Cherry berry slab pie
I love a good slab pie because it's made for crust lovers. I feel like the crust to filling ratio is 100% perfect and it's oddly satisfying making a rectangular shaped pie instead of the usual roundy... and since Oregon cherries are in full swing right now and California's berry season is booming, now might be a good time to make a version for yourself!
- 5 c. all-purpose flour
- 1/2 c. finely ground almond flour
- 1/4 c. granulated sugar
- 1 1/4 tsp. table salt
- 32 Tbsp. cold unsalted butter, cut into 1/2-inch cubes
- 10 Tbsp. ice water
- 2 Tbsp. apple cider vinegar
- 4 c. pitted fresh or thawed frozen cherries
- 4 c. fresh or thawed frozen mixed berries
- 3/4 to 1 c. granulated sugar
- 5 Tbsp. tapioca starch
- 2 tsp. grated lemon zest
- 1 tsp. almond extract
- 1 tsp. vanilla bean paste
- Pinch of salt
- 1 large egg lightly beaten with 1 tsp. water
- 1 Tbsp. turbinado sugar (optional)
- In a food processor, fitted with the multi-purpose blade (the standard metal cutting one), combine the flours, sugar, and salt by pulsing about 5 times. Next, add the cubed butter and pull about 10 times or until the mixture resembles coarse meal. In a small bowl, combine the ice water and apple cider vinegar then add 9 tablespoons of the mixture to your dough and pulse 2 to 3 times to combine. The dough should hold together when squeezed with your fingers but should not be sticky. If it is crumbly, add more water 1 teaspoon at a time, pulsing twice after each addition. Turn the dough out onto a clean work surface and divide in half before shaping each half into a disk. Wrap each disk in plastic wrap and refrigerate for at least 2 hours.
- Position a rack in the lower third of an oven and preheat to 400°F.
- On a lightly floured work surface, roll out 1 of the dough disks into a 20-by-15-inch rectangle about 1/8 inch thick. Roll the dough around a rolling pin and unroll it on top of a baking sheet. Gently press the dough into the bottom and sides of the pan.

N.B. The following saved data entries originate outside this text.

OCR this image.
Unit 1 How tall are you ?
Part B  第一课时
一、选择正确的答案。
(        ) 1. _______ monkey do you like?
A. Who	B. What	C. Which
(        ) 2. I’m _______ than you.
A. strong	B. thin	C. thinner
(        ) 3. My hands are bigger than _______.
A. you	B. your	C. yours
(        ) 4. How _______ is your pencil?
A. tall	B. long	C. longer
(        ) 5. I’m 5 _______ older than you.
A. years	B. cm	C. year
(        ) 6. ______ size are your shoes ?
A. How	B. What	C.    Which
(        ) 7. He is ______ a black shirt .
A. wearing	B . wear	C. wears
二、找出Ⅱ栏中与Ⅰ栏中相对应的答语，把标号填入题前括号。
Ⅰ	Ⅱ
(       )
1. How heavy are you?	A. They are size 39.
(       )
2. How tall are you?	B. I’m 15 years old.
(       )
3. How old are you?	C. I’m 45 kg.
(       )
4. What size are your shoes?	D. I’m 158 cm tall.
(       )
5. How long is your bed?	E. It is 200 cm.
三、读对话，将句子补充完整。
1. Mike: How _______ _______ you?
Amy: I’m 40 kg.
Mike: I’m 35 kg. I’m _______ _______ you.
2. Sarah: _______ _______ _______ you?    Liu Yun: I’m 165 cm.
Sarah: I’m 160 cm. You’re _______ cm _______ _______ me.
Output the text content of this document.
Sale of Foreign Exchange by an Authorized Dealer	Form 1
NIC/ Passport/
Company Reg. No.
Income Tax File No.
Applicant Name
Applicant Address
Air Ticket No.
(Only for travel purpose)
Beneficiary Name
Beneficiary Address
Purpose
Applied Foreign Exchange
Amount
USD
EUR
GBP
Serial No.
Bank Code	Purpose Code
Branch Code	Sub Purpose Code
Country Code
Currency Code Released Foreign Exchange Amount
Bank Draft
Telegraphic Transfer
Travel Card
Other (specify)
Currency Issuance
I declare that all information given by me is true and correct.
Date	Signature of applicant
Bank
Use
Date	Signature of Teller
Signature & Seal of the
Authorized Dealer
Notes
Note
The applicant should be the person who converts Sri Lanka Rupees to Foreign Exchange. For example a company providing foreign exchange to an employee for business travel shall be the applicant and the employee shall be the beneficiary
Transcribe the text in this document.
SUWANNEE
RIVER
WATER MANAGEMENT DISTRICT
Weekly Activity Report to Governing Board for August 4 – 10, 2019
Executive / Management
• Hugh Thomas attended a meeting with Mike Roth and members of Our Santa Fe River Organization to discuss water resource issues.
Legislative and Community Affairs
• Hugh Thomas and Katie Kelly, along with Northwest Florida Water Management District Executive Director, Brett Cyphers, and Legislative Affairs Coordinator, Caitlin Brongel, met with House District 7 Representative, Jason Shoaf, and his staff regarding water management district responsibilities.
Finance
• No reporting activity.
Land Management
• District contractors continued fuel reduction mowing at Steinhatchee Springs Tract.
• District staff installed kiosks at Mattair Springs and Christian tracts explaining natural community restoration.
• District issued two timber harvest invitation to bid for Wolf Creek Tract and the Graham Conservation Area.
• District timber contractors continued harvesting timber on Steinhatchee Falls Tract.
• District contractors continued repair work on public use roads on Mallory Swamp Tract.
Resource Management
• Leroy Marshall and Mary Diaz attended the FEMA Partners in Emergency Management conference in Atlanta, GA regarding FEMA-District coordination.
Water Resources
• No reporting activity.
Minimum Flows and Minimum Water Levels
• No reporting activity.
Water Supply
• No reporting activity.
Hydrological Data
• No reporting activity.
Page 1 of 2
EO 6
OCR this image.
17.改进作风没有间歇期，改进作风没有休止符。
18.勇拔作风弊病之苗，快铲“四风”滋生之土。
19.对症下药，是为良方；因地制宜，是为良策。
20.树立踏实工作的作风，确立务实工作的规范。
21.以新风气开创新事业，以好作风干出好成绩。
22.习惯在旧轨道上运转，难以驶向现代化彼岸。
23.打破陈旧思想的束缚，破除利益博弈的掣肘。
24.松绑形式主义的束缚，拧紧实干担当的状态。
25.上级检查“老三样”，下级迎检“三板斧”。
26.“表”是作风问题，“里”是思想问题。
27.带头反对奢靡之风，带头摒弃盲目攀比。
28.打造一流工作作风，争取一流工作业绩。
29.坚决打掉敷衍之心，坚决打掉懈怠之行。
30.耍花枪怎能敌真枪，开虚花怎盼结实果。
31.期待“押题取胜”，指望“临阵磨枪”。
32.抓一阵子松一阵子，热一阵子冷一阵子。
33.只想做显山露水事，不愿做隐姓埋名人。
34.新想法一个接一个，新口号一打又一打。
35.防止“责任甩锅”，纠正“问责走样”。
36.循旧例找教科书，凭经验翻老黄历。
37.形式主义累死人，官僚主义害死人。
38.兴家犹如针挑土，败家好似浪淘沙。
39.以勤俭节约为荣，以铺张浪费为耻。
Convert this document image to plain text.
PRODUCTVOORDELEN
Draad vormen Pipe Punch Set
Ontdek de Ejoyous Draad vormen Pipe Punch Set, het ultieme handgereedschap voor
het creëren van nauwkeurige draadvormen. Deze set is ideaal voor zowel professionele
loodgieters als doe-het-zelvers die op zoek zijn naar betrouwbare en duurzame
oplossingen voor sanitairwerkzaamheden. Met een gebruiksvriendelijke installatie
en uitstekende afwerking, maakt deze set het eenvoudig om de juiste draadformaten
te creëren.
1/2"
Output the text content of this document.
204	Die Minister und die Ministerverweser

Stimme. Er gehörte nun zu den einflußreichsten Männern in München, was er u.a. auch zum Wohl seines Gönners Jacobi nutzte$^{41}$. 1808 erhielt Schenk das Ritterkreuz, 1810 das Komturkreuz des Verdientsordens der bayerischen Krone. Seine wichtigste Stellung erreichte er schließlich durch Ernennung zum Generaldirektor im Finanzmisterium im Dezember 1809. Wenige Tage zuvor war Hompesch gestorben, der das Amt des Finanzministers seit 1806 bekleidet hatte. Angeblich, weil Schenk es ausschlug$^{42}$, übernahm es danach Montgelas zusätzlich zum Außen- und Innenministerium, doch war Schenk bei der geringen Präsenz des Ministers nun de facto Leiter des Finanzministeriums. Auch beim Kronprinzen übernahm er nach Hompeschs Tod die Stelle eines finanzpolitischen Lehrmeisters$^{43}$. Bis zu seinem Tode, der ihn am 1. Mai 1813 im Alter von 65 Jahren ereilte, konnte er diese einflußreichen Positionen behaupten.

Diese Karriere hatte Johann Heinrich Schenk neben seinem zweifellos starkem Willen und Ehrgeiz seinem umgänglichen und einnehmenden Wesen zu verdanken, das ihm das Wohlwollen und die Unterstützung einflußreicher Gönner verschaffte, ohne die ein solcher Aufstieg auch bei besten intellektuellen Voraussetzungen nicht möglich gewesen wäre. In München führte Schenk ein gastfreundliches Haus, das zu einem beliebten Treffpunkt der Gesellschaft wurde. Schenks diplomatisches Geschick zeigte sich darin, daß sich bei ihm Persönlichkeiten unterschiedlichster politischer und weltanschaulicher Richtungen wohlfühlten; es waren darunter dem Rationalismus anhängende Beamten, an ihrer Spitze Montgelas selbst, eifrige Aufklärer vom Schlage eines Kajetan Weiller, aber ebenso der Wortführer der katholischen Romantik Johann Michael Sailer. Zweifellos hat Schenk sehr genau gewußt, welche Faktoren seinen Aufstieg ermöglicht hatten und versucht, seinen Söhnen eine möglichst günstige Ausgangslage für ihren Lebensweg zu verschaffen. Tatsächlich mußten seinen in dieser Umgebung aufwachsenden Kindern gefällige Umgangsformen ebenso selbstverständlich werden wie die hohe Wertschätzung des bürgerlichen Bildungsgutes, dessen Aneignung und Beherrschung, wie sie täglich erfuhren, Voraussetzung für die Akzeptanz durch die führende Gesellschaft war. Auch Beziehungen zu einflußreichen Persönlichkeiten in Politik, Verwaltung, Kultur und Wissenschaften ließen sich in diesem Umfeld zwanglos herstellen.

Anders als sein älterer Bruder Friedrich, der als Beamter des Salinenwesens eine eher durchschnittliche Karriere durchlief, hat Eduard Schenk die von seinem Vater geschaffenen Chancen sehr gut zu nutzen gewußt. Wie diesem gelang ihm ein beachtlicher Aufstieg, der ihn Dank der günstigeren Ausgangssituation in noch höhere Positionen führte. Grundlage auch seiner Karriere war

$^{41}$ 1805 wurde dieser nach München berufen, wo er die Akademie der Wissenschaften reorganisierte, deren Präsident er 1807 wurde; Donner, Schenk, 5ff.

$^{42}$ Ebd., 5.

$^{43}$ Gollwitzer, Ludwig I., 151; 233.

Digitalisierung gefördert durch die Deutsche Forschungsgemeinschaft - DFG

Trim the edges, leaving about 1/2-inch overhang.
- Note: Dough can be prepared ahead. Refrigerate 1 week or freeze 1 month.
- In a large bowl, combine cherries, berries, 3/4 cup of granulated sugar, tapioca starch, lemon juice and zest, almond extract, vanilla bean paste, and salt and gently toss together. Taste and add up to 1/4 cup more sugar if desired. Transfer to the dough-lined pan.
- Roll out the remaining dough disk into another 20-by-15-inch rectangle. Cut into 1/4 inch (or desired width) strips diagonally and start to weave into lattice over the filling (see this recipe for some visual cues). Trim strips to fit the pan and roll bottom crust over, pressing and crimping to form a seal. Flute or decorate the edge of the crust as desired. Brush the crust with beaten egg mixture and sprinkle with turbinado sugar.
- Bake until the crust is golden and the filling is bubbling, 40 to 55 minutes. Tent with aluminum foil if needed to prevent the top from browning too quickly. Transfer the pan to a wire rack and let the pie cool for at least 1 hour before slicing and serving.
- Serve warm or at room temperature with a dollop of whipped cream or crème fraiche or a scoop of ice cream, and enjoy!
- Note: Pie will keep refrigerated for 3 days or at room temperature for 2 days.